El sastre hizo una reverencia antes de marcharse hacia la entrada, donde las puertas se abrían para dejar que alguien entrara y él saliera. Rin echó un vistazo, encontrando la figura de su padre. Toraichi Matsuoka tenía un semblante demacrado, se notaba cuán abrumado se sentía y cuán triste había estado.

—Papá, no avisaste que vendrías —murmuró el omega, aún conmocionado por la presencia del castaño. Tal vez no estaba preparado para hablar con él, sus sentimientos lo confundían porque amaba a Toraichi, pero también le había abandonado cuando más lo necesitaba y eso no podía olvidarlo—. Adelante, tus nietos están dormidos.

—¿Sería egoísta si pido un momento con mi hijo? —cuestionó, dirigiendo su pregunta a Nanase. El pelinegro soltó un bufido, no tan convencido, pero accedió muy a su pesar—. Gracias, príncipe.

—Volveré pronto —anunció el de ojos azules a su amado, a quien sostuvo unos segundos en sus brazos para depositar un casto beso en sus labios—. No dudes en llamarme, estaré pendiente de ti.

—Sí, no te preocupes —murmulló, contemplando cómo su alfa se retiraba de la alcoba y los dejaba a ellos; solos, en una completa afonía.

—No hemos tenido una conversación desde hace muchos años —articuló Toraichi, imitando los movimientos de Rin para acomodarse en los mullidos sillones de satín—. Rompimos nuestro lazo familiar por mi culpa.

—No es así —objetó, cruzando sus piernas. No quería ver a su padre, temía su rechazo por haber condenado a su hija al calabozo—. Yo me fui de Karabis porque decidí casarme con Kisumi.

—Te casaste porque yo te acorralé a elegir un futuro que tú no deseabas —mencionó, suspirando. Su único hijo estaba ahí, pero percibía su nerviosismo y no podía evitar ser el causante de su sufrimiento. Incluso ahora lo seguía hiriendo, desconfiaba de él; de su progenitor—. Me he lamentado demasiado lo que te hice, pero sé que no merezco tu perdón, y sé que tú estás asustado de mí. Soy un monstruo, ¿no? —inquirió, agachando la cabeza. El daño que le había provocado no tenía reparo; las heridas del pasado no iban a sanar con el arrepentimiento—. Pensaba en el reino como mi hogar, pero nunca te defendí de La Corona. Fui testigo de tus lágrimas y jamás te regalé una palabra de consuelo.

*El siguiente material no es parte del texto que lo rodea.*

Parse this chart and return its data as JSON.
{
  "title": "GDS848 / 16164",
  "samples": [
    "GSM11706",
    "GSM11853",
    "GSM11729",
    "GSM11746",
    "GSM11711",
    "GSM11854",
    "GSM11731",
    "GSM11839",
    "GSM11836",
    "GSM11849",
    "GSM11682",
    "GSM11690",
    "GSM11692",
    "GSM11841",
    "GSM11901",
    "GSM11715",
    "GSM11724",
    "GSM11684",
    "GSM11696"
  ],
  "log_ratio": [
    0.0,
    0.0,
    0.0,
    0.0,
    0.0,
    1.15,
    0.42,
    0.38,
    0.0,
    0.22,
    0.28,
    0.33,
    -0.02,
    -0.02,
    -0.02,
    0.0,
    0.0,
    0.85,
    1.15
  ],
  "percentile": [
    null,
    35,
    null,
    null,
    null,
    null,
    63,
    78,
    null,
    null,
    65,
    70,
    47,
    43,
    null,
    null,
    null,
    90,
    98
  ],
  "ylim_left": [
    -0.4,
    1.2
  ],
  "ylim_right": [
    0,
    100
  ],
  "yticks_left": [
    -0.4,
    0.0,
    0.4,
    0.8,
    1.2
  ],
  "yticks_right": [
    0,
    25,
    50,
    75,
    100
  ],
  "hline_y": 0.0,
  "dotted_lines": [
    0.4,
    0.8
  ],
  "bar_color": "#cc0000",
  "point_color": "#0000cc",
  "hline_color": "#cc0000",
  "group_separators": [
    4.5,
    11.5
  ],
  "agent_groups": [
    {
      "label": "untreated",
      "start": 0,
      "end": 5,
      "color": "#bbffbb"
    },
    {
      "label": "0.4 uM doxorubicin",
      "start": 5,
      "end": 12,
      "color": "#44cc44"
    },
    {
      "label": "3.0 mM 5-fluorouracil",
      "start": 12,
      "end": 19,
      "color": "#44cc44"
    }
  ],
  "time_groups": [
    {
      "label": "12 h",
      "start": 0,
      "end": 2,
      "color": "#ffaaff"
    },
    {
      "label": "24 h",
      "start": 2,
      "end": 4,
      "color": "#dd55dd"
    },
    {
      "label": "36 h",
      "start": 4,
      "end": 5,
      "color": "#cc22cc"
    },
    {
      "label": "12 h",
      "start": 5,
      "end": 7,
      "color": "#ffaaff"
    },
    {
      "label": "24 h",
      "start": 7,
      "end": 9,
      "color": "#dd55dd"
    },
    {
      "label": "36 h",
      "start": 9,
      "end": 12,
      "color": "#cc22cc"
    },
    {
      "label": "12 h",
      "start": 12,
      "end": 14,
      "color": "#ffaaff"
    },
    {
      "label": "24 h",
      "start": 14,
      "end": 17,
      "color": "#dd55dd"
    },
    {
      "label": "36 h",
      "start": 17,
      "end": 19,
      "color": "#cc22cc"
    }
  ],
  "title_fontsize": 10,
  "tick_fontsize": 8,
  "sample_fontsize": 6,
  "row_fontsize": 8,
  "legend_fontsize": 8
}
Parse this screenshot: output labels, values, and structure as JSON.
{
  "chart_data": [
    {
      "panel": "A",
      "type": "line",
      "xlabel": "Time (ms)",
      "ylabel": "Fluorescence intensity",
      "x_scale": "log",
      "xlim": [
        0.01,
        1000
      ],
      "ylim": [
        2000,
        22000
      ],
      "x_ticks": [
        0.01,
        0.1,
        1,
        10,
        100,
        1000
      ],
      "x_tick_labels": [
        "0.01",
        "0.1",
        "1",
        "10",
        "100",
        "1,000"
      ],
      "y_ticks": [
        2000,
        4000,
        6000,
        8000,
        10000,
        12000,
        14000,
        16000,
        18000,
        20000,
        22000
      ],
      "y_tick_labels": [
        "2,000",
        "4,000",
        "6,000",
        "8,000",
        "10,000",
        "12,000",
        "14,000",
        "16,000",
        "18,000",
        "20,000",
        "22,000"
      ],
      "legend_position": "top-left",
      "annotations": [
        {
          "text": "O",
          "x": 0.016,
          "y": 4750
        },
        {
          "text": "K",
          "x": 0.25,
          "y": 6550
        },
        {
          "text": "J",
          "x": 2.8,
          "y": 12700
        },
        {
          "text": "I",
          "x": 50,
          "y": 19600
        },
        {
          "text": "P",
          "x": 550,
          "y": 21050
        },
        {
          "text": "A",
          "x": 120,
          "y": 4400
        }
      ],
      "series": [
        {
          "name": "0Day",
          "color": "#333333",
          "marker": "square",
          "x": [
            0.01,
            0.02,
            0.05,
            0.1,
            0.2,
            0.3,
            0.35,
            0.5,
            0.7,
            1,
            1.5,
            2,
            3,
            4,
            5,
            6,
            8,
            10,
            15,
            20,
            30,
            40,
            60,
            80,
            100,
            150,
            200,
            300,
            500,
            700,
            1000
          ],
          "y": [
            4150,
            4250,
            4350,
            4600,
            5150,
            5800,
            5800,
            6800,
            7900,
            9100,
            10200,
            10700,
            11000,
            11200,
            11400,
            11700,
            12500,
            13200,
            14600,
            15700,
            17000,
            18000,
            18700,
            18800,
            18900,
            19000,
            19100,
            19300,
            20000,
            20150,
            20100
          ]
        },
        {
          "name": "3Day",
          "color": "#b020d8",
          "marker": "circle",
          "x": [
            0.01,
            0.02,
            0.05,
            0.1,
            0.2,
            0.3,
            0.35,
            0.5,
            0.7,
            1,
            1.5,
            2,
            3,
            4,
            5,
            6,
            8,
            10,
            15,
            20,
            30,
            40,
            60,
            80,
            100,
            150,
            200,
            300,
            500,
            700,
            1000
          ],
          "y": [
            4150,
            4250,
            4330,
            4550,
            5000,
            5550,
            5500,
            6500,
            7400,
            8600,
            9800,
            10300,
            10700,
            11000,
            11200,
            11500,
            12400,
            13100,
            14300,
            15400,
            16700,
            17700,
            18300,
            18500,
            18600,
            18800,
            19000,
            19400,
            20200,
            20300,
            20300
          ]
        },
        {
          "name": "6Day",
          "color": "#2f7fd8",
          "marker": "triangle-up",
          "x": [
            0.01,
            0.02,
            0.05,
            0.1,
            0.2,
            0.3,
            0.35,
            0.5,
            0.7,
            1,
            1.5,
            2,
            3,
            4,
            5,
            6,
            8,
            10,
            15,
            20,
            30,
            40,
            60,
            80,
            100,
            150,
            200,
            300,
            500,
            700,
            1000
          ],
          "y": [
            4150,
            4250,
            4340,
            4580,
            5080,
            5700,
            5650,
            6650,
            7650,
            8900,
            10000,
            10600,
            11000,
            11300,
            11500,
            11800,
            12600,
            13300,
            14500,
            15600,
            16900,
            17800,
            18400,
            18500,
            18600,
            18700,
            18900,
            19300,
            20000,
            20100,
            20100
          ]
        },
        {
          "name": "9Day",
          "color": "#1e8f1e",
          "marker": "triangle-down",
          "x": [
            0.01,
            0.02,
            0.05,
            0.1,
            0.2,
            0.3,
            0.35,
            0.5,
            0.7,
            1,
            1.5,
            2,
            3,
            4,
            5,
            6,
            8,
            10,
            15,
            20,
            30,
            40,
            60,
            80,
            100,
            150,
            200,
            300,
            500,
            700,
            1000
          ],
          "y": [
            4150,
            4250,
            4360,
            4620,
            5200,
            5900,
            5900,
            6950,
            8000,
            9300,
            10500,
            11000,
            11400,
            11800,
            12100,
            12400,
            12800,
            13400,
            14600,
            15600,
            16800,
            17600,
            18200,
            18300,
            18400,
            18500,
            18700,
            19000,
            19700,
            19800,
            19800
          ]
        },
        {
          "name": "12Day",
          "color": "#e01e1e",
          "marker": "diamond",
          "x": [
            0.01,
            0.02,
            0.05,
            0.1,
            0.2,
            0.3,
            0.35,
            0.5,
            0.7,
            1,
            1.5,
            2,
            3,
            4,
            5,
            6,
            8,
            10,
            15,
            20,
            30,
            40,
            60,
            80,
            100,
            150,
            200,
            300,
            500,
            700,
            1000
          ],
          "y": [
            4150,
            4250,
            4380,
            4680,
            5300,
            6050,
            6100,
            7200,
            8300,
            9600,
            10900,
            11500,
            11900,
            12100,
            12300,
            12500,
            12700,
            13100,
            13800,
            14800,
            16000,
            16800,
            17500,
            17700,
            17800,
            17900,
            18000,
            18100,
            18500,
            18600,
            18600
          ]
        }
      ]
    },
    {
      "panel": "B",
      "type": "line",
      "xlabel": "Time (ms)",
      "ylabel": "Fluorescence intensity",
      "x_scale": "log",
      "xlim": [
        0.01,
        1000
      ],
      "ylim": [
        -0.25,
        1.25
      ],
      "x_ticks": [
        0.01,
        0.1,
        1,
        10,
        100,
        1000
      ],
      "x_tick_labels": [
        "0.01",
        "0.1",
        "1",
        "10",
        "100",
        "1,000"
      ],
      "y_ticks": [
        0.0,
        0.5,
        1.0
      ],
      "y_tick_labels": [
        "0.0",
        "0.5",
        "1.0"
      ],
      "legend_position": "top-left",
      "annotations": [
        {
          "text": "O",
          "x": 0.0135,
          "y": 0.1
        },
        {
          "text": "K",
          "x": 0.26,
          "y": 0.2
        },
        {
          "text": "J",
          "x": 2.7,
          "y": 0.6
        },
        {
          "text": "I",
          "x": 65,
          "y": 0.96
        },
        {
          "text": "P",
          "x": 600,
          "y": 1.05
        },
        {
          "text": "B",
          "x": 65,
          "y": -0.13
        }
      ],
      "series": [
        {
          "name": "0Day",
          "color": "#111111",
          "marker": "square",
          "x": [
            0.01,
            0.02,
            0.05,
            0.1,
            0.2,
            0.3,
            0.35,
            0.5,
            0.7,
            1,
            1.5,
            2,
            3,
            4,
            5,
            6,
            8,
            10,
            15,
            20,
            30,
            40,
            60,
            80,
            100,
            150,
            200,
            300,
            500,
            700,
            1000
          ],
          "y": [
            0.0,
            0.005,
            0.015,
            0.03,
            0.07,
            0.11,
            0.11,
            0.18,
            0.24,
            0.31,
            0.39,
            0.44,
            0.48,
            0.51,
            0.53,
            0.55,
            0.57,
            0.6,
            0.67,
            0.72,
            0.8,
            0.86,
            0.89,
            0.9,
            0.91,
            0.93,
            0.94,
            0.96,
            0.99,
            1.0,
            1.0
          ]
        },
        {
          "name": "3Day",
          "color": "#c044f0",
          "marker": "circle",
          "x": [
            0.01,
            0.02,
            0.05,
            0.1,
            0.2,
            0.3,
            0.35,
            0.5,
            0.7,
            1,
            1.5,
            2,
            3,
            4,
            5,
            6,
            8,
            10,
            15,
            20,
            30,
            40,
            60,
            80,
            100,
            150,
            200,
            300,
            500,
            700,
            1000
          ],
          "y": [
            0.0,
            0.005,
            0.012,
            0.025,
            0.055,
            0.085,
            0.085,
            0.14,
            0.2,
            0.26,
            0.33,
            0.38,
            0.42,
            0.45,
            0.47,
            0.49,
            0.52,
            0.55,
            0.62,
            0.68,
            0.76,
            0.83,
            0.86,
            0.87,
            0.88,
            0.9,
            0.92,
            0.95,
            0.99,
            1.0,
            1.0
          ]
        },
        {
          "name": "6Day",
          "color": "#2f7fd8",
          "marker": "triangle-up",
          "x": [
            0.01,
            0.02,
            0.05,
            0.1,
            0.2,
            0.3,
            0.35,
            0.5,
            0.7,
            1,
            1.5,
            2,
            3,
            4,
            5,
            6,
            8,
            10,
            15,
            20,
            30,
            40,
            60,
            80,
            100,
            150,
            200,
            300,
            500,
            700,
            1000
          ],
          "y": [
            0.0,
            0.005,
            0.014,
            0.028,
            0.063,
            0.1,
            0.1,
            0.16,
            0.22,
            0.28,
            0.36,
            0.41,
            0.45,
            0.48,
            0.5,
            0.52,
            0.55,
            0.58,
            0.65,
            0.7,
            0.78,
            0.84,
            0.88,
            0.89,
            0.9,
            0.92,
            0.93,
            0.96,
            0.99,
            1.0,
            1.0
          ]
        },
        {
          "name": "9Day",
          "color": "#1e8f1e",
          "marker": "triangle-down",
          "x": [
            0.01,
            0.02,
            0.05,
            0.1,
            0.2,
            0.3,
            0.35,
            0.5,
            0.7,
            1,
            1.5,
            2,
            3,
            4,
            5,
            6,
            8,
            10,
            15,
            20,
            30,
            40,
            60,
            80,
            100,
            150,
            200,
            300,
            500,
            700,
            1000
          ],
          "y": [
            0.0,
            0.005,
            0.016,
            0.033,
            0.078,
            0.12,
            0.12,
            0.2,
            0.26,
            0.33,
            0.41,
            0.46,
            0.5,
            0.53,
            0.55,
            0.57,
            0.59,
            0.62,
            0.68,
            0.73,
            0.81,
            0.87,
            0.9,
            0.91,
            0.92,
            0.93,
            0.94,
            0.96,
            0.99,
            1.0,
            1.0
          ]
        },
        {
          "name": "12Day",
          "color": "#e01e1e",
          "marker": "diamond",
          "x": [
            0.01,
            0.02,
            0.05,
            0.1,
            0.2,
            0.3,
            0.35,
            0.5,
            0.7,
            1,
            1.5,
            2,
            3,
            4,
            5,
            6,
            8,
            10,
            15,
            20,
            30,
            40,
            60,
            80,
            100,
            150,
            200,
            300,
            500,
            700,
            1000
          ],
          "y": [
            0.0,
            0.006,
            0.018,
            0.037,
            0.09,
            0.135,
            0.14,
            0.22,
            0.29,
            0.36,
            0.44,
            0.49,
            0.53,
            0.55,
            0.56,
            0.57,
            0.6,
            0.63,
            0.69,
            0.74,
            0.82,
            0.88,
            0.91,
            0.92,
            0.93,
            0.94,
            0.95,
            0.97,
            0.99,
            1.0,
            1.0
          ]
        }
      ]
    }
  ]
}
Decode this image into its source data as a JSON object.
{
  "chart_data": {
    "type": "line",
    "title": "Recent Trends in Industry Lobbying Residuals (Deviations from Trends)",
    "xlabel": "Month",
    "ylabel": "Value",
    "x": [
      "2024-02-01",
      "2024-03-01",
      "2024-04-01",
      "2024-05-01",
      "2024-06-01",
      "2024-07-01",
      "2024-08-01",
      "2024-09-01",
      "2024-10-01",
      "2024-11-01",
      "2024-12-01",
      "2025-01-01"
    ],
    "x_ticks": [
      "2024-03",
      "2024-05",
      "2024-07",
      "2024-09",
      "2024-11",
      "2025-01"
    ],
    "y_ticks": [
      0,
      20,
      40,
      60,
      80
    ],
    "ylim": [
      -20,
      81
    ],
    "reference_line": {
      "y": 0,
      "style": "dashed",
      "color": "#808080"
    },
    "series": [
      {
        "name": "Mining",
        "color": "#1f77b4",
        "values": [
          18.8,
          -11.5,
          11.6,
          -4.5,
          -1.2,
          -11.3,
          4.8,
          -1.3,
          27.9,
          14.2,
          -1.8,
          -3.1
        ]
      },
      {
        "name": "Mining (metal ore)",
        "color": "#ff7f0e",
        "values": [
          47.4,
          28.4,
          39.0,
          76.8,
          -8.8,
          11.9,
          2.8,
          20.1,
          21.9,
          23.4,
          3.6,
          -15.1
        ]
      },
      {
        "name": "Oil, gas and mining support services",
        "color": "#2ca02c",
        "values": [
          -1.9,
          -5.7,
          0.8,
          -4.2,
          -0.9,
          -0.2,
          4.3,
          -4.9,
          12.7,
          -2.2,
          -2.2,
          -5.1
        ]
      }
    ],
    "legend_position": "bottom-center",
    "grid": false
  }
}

—No necesitaba tu consuelo —bufó, mordiéndose el labio inferior. Es por esa razón que no quería enfrentarse con Toraichi, porque iba a llorar; sería débil—. Yo sólo pedía un poco de tu cariño. Quería que me aceptaras, ¡porque yo no pedí nacer como omega! La naturaleza me dio esto, ¿entiendes?

El menor cubrió su rostro con ambas manos, ocultando las lagrimillas que escurrían en sus rosadas mejillas. Detestaba sentirse desprotegido y abatido. Para él había sido traumático su estadía en Karabis; eran recuerdos que optaba por ignorar, porque le dolía, pero no podía eliminarlos de su mente.